3. Use according to claim 1, characterized in that the amphiphilic self-assembling proteins are intrinsically unfolded proteins.

4. Use according to claim 1, characterized in that the amphiphilic self-assembling proteins are silk proteins.

5. Use according to claim 1, characterized in that the amphiphilic self-assembling proteins are spider silk proteins.

Use according to claim 1, characterized in that the amphiphilic self-assembling proteins are the C16 spider silk protein.

7. Use according to claim 1 to 6, characterized in that pharmaceutically active substances are used as effect substances.

8. Use according to claim 1 to 6, characterized in that are used as effect substances crop protection agents.

9. Use according to claim 1 to 6, characterized in that are used as effect substances active ingredients for the skin and hair cosmetics.

10. A process for the preparation of Effektstoffformulierungen, wherein

(i) mixing the sparingly water-soluble effect substance together with the amphiphilic self-assembling protein in a common disperse phase and

(ii) subsequently carrying out a phase separation into a protein- and effect-rich phase and a phase which is low in protein and effect.

1 1. A method according to claim 10, characterized in that one causes the phase separation (ii) by lyotropic salts.
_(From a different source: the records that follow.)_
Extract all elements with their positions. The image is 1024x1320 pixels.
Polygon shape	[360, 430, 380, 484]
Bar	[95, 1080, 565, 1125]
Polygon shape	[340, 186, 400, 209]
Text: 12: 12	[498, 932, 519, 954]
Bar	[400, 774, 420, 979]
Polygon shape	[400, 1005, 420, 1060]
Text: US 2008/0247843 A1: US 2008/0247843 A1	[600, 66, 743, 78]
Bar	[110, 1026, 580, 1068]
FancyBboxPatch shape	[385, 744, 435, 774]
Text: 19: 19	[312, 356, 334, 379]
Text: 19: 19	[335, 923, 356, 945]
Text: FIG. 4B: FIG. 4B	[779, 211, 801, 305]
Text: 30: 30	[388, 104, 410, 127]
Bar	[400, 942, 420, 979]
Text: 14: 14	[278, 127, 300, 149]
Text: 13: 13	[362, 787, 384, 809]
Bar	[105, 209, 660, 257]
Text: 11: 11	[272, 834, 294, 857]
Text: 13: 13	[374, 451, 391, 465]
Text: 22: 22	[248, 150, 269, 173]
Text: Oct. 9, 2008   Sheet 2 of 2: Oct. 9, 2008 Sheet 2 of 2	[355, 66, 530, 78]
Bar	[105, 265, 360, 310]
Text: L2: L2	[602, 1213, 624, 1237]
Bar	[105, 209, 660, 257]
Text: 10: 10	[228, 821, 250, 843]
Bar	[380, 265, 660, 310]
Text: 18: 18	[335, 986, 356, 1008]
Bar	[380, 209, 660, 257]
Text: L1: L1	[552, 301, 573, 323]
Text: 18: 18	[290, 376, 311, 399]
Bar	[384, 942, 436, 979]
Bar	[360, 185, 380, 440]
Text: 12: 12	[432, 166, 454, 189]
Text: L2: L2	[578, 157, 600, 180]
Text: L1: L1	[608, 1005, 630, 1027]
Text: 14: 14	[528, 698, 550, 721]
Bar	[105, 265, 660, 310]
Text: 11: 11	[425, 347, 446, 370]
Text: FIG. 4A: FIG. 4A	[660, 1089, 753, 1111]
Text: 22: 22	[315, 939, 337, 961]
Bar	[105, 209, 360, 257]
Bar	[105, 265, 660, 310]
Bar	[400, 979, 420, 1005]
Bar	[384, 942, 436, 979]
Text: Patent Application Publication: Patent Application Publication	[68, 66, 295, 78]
12. The method according to claim 10, characterized in that one operates at a temperature between 5 and 50 ° C.

13. The method according to claim 10-12, characterized in that the protein- and effect-rich phase hardens and separated as mechanically stable effect-containing protein microbeads and possibly dried.

14. Cosmetic preparations containing a sparingly water-soluble effect substance which has been formulated with at least one amphiphilic self-assembling protein, together with further cosmetic adjuvants.

15. Pharmaceutical preparations containing a sparingly water-soluble

Effect substance that has been formulated with at least one amphiphilic self-assembling protein, together with other pharmaceutical excipients.

16. Agrochemical preparations containing a sparingly water-soluble effect substance which has been formulated with at least one amphiphilic self-assembling protein, together with other agrochemical auxiliaries.